Democratic Primary

Apr 10, 2008 10:32

My low posting frequency may create an illusion that I've not been paying close attention to the primaries, but don't be deceived; that's not the case. I just have a low post frequency.

This is very interesting indeed. It's a poll of Puerto Rico about the Democratic Primary, giving Clinton a 13% lead. I've been wondering about getting a poll of Puerto Rico ever since I saw Jay Cost's popular vote spreadsheet, which helps to model the long-shot case for superdelegates overturning the pledged delegates based on a last-minute surge for Clinton in the popular vote. In there, the two biggest boons to Clinton's vote total were Pennsylvania (as biggest state left, and a place where she's strong) and Puerto Rico (with an estimate of 1 million turnout and a generous 25% margin for Clinton). Reducing her margin in either state dramatically changed the game.
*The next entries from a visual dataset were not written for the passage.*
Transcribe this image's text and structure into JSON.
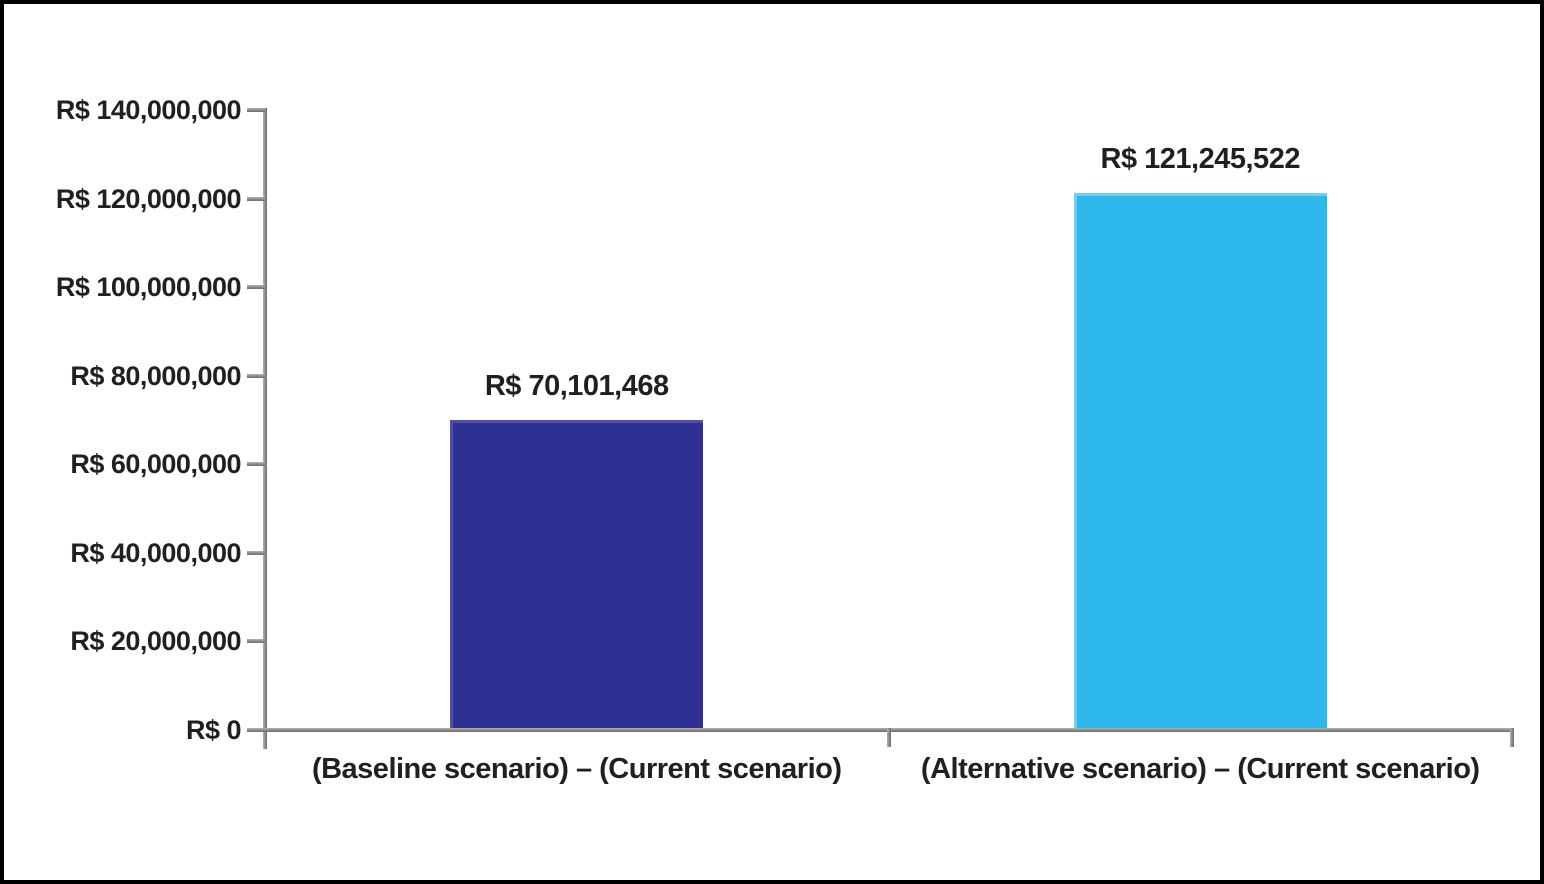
{
  "chart_data": {
    "type": "bar",
    "title": "",
    "currency_prefix": "R$",
    "categories": [
      "(Baseline scenario) – (Current scenario)",
      "(Alternative scenario) – (Current scenario)"
    ],
    "values": [
      70101468,
      121245522
    ],
    "value_labels": [
      "R$ 70,101,468",
      "R$ 121,245,522"
    ],
    "bar_colors": [
      "#2e3192",
      "#2fb8ec"
    ],
    "bar_highlight_colors": [
      "#4d51a8",
      "#6ed0f5"
    ],
    "ylim": [
      0,
      140000000
    ],
    "yticks": [
      {
        "value": 0,
        "label": "R$ 0"
      },
      {
        "value": 20000000,
        "label": "R$ 20,000,000"
      },
      {
        "value": 40000000,
        "label": "R$ 40,000,000"
      },
      {
        "value": 60000000,
        "label": "R$ 60,000,000"
      },
      {
        "value": 80000000,
        "label": "R$ 80,000,000"
      },
      {
        "value": 100000000,
        "label": "R$ 100,000,000"
      },
      {
        "value": 120000000,
        "label": "R$ 120,000,000"
      },
      {
        "value": 140000000,
        "label": "R$ 140,000,000"
      }
    ],
    "xlabel": "",
    "ylabel": "",
    "grid": false,
    "legend": null
  },
  "colors": {
    "axis": "#8d8781",
    "text": "#231f20",
    "frame_border": "#000000",
    "background": "#ffffff"
  }
}
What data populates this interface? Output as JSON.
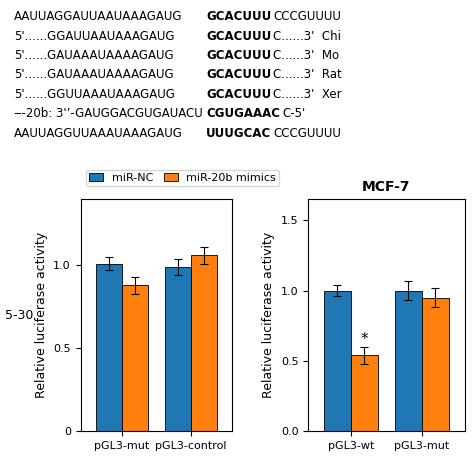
{
  "chart_data": [
    {
      "type": "bar",
      "categories": [
        "pGL3-mut",
        "pGL3-control"
      ],
      "series": [
        {
          "name": "miR-NC",
          "values": [
            1.01,
            0.99
          ],
          "errors": [
            0.04,
            0.05
          ]
        },
        {
          "name": "miR-20b mimics",
          "values": [
            0.88,
            1.06
          ],
          "errors": [
            0.05,
            0.05
          ]
        }
      ],
      "ylabel": "Relative luciferase activity",
      "ylim": [
        0,
        1.4
      ],
      "yticks": [
        0,
        0.5,
        1.0
      ],
      "legend": "upper left",
      "annotations": [
        {
          "text": "5-30"
        },
        {
          "segments": [
            "AAUUAGGAUUAAUAAAGAUG",
            "GCACUUU",
            "CCCGUUUU"
          ]
        },
        {
          "segments": [
            "5'......GGAUUAAUAAAGAUG",
            "GCACUUU",
            "C......3'  Chi"
          ]
        },
        {
          "segments": [
            "5'......GAUAAAUAAAAGAUG",
            "GCACUUU",
            "C......3'  Mo"
          ]
        },
        {
          "segments": [
            "5'......GAUAAAUAAAAGAUG",
            "GCACUUU",
            "C......3'  Rat"
          ]
        },
        {
          "segments": [
            "5'......GGUUAAAUAAAGAUG",
            "GCACUUU",
            "C......3'  Xer"
          ]
        },
        {
          "segments": [
            "‒-20b: 3'’-GAUGGACGUGAUACU",
            "CGUGAAAC",
            "C-5'"
          ]
        },
        {
          "segments": [
            "AAUUAGGUUAAAUAAAGAUG",
            "UUUGCAC",
            "CCCGUUUU"
          ]
        }
      ]
    },
    {
      "type": "bar",
      "title": "MCF-7",
      "categories": [
        "pGL3-wt",
        "pGL3-mut"
      ],
      "series": [
        {
          "name": "miR-NC",
          "values": [
            1.0,
            1.0
          ],
          "errors": [
            0.04,
            0.07
          ]
        },
        {
          "name": "miR-20b mimics",
          "values": [
            0.54,
            0.95
          ],
          "errors": [
            0.06,
            0.07
          ]
        }
      ],
      "ylabel": "Relative luciferase activity",
      "ylim": [
        0,
        1.65
      ],
      "yticks": [
        0.0,
        0.5,
        1.0,
        1.5
      ],
      "annotations": [
        {
          "text": "*",
          "category": "pGL3-wt",
          "series": "miR-20b mimics"
        }
      ]
    }
  ]
}
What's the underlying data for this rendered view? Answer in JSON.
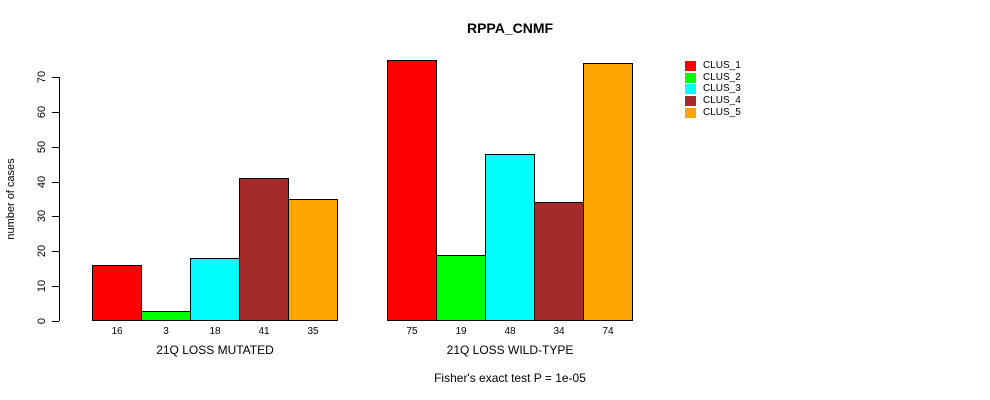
{
  "title": "RPPA_CNMF",
  "chart_data": {
    "type": "bar",
    "title": "RPPA_CNMF",
    "xlabel": "",
    "ylabel": "number of cases",
    "yticks": [
      0,
      10,
      20,
      30,
      40,
      50,
      60,
      70
    ],
    "axis_max": 70,
    "ylim": [
      0,
      75
    ],
    "grid": false,
    "legend_position": "right",
    "categories": [
      "21Q LOSS MUTATED",
      "21Q LOSS WILD-TYPE"
    ],
    "groups": [
      {
        "label": "21Q LOSS MUTATED",
        "values": [
          16,
          3,
          18,
          41,
          35
        ]
      },
      {
        "label": "21Q LOSS WILD-TYPE",
        "values": [
          75,
          19,
          48,
          34,
          74
        ]
      }
    ],
    "series": [
      {
        "name": "CLUS_1",
        "color": "#FF0000",
        "values": [
          16,
          75
        ]
      },
      {
        "name": "CLUS_2",
        "color": "#00FF00",
        "values": [
          3,
          19
        ]
      },
      {
        "name": "CLUS_3",
        "color": "#00FFFF",
        "values": [
          18,
          48
        ]
      },
      {
        "name": "CLUS_4",
        "color": "#A52A2A",
        "values": [
          41,
          34
        ]
      },
      {
        "name": "CLUS_5",
        "color": "#FFA500",
        "values": [
          35,
          74
        ]
      }
    ],
    "bar_value_labels": [
      [
        16,
        3,
        18,
        41,
        35
      ],
      [
        75,
        19,
        48,
        34,
        74
      ]
    ],
    "annotation": "Fisher's exact test P = 1e-05"
  }
}
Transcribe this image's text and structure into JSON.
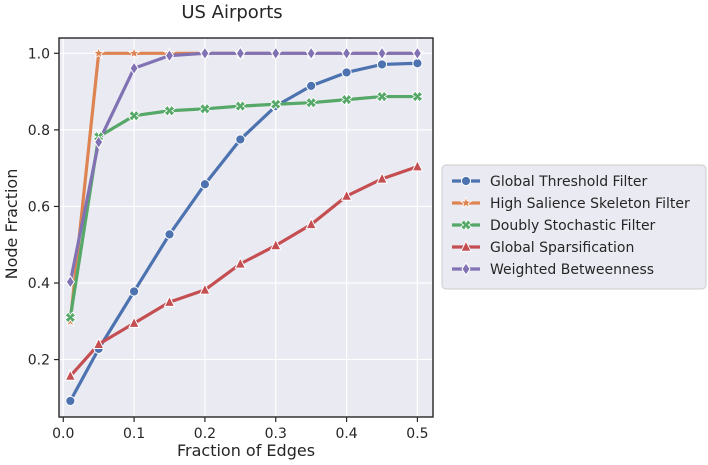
{
  "chart_data": {
    "type": "line",
    "title": "US Airports",
    "xlabel": "Fraction of Edges",
    "ylabel": "Node Fraction",
    "xlim": [
      -0.006,
      0.522
    ],
    "ylim": [
      0.05,
      1.04
    ],
    "xticks": [
      0.0,
      0.1,
      0.2,
      0.3,
      0.4,
      0.5
    ],
    "xtick_labels": [
      "0.0",
      "0.1",
      "0.2",
      "0.3",
      "0.4",
      "0.5"
    ],
    "yticks": [
      0.2,
      0.4,
      0.6,
      0.8,
      1.0
    ],
    "ytick_labels": [
      "0.2",
      "0.4",
      "0.6",
      "0.8",
      "1.0"
    ],
    "grid": true,
    "background": "#EAEAF2",
    "legend_position": "right-outside",
    "series": [
      {
        "name": "Global Threshold Filter",
        "color": "#4C72B0",
        "marker": "circle",
        "x": [
          0.01,
          0.05,
          0.1,
          0.15,
          0.2,
          0.25,
          0.3,
          0.35,
          0.4,
          0.45,
          0.5
        ],
        "y": [
          0.092,
          0.228,
          0.378,
          0.527,
          0.658,
          0.775,
          0.862,
          0.915,
          0.95,
          0.971,
          0.974
        ]
      },
      {
        "name": "High Salience Skeleton Filter",
        "color": "#DD8452",
        "marker": "star",
        "x": [
          0.01,
          0.05,
          0.1,
          0.15,
          0.2,
          0.25,
          0.3,
          0.35,
          0.4,
          0.45,
          0.5
        ],
        "y": [
          0.3,
          1.0,
          1.0,
          1.0,
          1.0,
          1.0,
          1.0,
          1.0,
          1.0,
          1.0,
          1.0
        ]
      },
      {
        "name": "Doubly Stochastic Filter",
        "color": "#55A868",
        "marker": "x",
        "x": [
          0.01,
          0.05,
          0.1,
          0.15,
          0.2,
          0.25,
          0.3,
          0.35,
          0.4,
          0.45,
          0.5
        ],
        "y": [
          0.31,
          0.782,
          0.837,
          0.85,
          0.855,
          0.862,
          0.867,
          0.871,
          0.879,
          0.887,
          0.887
        ]
      },
      {
        "name": "Global Sparsification",
        "color": "#C44E52",
        "marker": "triangle",
        "x": [
          0.01,
          0.05,
          0.1,
          0.15,
          0.2,
          0.25,
          0.3,
          0.35,
          0.4,
          0.45,
          0.5
        ],
        "y": [
          0.157,
          0.24,
          0.295,
          0.35,
          0.382,
          0.45,
          0.498,
          0.553,
          0.627,
          0.672,
          0.704
        ]
      },
      {
        "name": "Weighted Betweenness",
        "color": "#8172B3",
        "marker": "diamond",
        "x": [
          0.01,
          0.05,
          0.1,
          0.15,
          0.2,
          0.25,
          0.3,
          0.35,
          0.4,
          0.45,
          0.5
        ],
        "y": [
          0.403,
          0.768,
          0.961,
          0.994,
          1.0,
          1.0,
          1.0,
          1.0,
          1.0,
          1.0,
          1.0
        ]
      }
    ]
  }
}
For example, using the current Pollster.com trend estimate for Pennsylvania of 7%, giving Obama a conservative 10% lead in North Carolina (current trend estimate is over 15%), and then setting the margin in Puerto Rico to Research & Research's 13% poll outcome gives Obama a popular vote lead in every calculation except in the unlikely scenarios in which MI and FL results are included without any redistribution to Obama of the MI undecideds or re-estimation based on exit polls or national popular vote.

That makes the amount of her lead rather important -- Puerto Rico has the potential to be a crucial vote in Clinton's case to the superdelegates, and it becomes even more important as Obama gains in Pennsylvania, reducing the number of votes she'll pick up there against him. But if either the Puerto Rico turnout or her margin of victory (assuming she wins) is small enough, there won't be a case left to make.

You can tweak some of the other numbers, but it doesn't change much. It's really NC, PA, and Puerto Rico (under the assumption that there's a big turnout for the primary vote) that play the biggest roles in the popular vote race, and Obama's just too far ahead in the popular vote right now to close the gap unless she can do extremely well in at least two of them.

Currently the betting markets are showing 85% chance of victory for Obama in the primary. That might be a little conservative.